PLoS One. 2025 Apr 14;20(4):e0320808. doi: 10.1371/journal.pone.0320808. eCollection 2025.
Software defect prediction is a technology that uses known software information to predict defects in the target software. Generally, models are built using features such as software metrics, semantic information, and software networks. However, due to the complex software structure and the small number of samples, without effective feature representation and feature extraction methods, it is impossible to fully utilize software features, which can easily lead to misjudgments and reduced performance. In addition, a single feature cannot fully characterize the software structure. Therefore, this research proposes a new method to efficiently and accurately represent the Abstract Syntax Tree(AST) and a model called MFA(Multi Features Attention) that uses a deformable attention mechanism to extract features and uses a self-attention mechanism to fuse semantic and network features. By selecting 21 Java projects and comparing them with multiple models for cross-version and cross-project experiments, the experiments show that the average ACC, F1, AUC of the proposed model in the cross-version scheme reach 0.7, 0.614 and 0.711. In the cross-project scheme, the average ACC, F1 and AUC are 0.687, 0.575 and 0.696. Up to 41% better than other models, and the results of fusion features are better than those of a single feature, showing that MFA using two features for extraction and fusion has greater advantages in prediction performance.

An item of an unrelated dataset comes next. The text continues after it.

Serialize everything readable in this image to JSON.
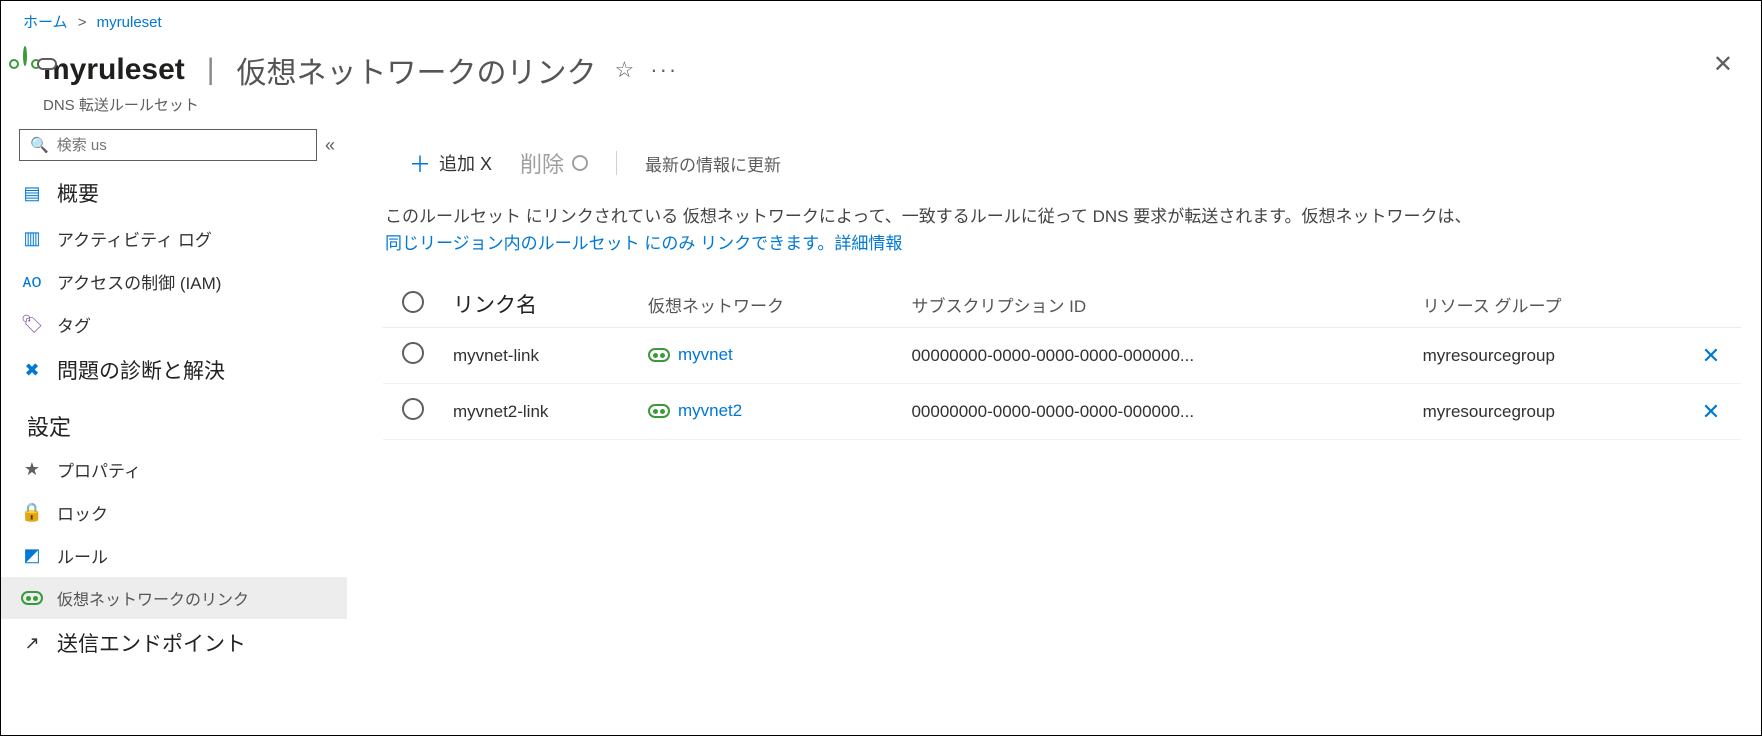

软件缺陷预测是一种利用已知软件信息来预测目标软件中缺陷的技术。一般来说,模型是使用软件度量、语义信息和软件网络等特征构建的。然而,由于软件结构复杂且样本数量少,在没有有效的特征表示和特征提取方法的情况下,无法充分利用软件特征,这很容易导致误判和性能下降。此外,单一特征不能完全表征软件结构。因此,本研究提出了一种高效准确地表示抽象语法树(AST)的新方法,以及一种名为MFA(多特征注意力)的模型,该模型使用可变形注意力机制提取特征,并使用自注意力机制融合语义和网络特征。通过选择21个Java项目并与多个模型进行跨版本和跨项目实验比较,实验表明,所提模型在跨版本方案中的平均ACC、F1、AUC分别达到0.7、0.614和0.711。在跨项目方案中,平均ACC、F1和AUC分别为0.687、0.575和0.696。比其他模型高出41%,且融合特征的结果优于单一特征,表明使用两种特征进行提取和融合的MFA在预测性能上具有更大优势。